To minimize exposing family members to potential financial woes, the National Academy of Elder Law Attorneys recommends that you use caution in cosigning loans, and in asking for anyone to cosign your debts.
Handling Debt Collectors
Even if you're not legally obligated to pay a loved one's debts, it doesn't mean you or your family members won't get calls from collection agencies saying you should pay the money.
If you find that a debt collection agency is harassing family members or breaking the law, write a "Cease and Desist" letter, or have an attorney write one on your behalf. This letter essentially demands that a creditor stop contacting you or your relatives.
If necessary, be prepared to file complaints against abusive collection agencies. Debt collectors aren't allowed to harass you or your family members about outstanding debts. They are also not allowed to call during certain times of day, and are prohibited from calling you at work if you indicate you are not allowed to receive calls.
Your relatives shouldn't have to deal with debt collectors trying to contact you. And under the Fair Debt Collection Practices Act (FDCPA), creditors aren't even supposed to talk to your relatives, friends or neighbors about your debts.
So what should you do if a debt collector calls demanding payment for a loved one's bills?
"My best advice is not to make any commitments on the telephone when a collection call comes in, but to check with a nonprofit credit counseling organization, experts at AARP, or even with the Federal Trade Commission, which has published excellent consumer alerts on the topic," says Etta Money, president of InCharge Debt Solutions, a nonprofit organization that provides free credit counseling to consumers.

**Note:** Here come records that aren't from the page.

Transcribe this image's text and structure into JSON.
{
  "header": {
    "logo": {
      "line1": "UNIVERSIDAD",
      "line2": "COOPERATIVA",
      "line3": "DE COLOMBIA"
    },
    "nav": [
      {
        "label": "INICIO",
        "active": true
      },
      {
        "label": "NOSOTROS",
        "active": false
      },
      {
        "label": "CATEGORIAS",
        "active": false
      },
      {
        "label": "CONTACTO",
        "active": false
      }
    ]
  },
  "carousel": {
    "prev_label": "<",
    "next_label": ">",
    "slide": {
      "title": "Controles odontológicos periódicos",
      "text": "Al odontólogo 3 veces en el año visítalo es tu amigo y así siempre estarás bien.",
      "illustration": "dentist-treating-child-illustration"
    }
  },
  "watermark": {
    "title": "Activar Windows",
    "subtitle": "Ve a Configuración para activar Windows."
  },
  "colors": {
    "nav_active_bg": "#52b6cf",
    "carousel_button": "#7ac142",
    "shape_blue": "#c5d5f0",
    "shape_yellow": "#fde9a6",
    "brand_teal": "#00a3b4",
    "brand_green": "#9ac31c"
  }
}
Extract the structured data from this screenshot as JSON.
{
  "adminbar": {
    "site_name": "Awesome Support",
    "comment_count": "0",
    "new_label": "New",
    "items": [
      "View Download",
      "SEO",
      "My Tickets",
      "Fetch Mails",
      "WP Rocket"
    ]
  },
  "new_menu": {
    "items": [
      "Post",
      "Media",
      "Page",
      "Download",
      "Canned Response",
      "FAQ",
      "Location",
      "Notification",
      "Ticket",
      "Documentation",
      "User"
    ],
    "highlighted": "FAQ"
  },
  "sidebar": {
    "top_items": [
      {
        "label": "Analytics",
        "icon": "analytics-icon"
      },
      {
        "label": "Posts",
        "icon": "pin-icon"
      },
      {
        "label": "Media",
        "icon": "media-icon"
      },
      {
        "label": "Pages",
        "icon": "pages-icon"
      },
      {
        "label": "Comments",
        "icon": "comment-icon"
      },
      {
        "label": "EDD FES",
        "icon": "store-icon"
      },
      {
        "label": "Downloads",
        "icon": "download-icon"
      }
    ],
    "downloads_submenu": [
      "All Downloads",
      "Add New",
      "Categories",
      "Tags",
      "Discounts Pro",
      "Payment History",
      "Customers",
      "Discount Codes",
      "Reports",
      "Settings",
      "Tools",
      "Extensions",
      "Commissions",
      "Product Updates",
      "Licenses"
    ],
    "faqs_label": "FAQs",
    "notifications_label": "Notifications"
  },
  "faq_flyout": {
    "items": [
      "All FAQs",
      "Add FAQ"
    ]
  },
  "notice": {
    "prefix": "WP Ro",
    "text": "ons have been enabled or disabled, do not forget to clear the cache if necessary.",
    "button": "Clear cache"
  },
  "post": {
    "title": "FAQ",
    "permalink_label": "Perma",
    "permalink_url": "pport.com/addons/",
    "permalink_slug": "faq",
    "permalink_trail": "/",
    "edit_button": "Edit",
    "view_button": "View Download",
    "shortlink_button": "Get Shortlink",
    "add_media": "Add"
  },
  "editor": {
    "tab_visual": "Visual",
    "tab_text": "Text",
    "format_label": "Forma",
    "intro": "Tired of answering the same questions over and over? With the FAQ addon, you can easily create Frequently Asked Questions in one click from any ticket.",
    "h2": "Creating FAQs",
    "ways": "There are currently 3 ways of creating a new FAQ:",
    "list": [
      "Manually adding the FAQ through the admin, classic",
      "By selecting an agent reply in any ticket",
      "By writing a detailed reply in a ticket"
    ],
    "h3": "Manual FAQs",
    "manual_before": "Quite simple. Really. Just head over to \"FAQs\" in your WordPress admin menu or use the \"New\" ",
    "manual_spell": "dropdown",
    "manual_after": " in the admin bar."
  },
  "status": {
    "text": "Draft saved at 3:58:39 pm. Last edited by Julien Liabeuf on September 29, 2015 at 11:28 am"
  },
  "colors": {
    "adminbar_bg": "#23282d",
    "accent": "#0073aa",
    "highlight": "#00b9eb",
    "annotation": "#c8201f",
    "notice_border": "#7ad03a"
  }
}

In one of its consumer alerts, the FTC warns consumers not to give their own personal data — such as bank account information or Social Security numbers — to debt collectors who call claiming that a deceased relative owes money. Some callers could be scammers who've been trolling the obituaries and looking for opportunities to commit identity theft.
For debt collectors you believe are calling regarding legitimate debts, the FTC recommends simply referring the caller to the executor or administrator handling the deceased person's estate.
Debts That Remain After You Die
A lot of people wonder what happens to the outstanding obligations they had once they die. Do those debts simply disappear? Or could relatives be forced to pay those bills?
In the case of credit card debt and other obligations, rest assured that your family members aren't responsible for paying off your bills once you're gone.
"I always advise people to be informed in advance about any debt-related issues, particularly when it comes to potentially 'gray' areas like paying the debts of a deceased relative," says Money of InCharge Debt Solutions. "The fact is that you are not liable for the debts of any family member, with the exception of your spouse, and even in that case the obligations may be limited," she adds.
No one has an obligation to pay the debts of a deceased person who was not their spouse. And even a spouse's obligation may be limited under state probate law.
That's why the FTC advises consumers that if there isn't enough money from a deceased person's estate to cover certain debts, those debts "typically go unpaid" and family members are not responsible for them.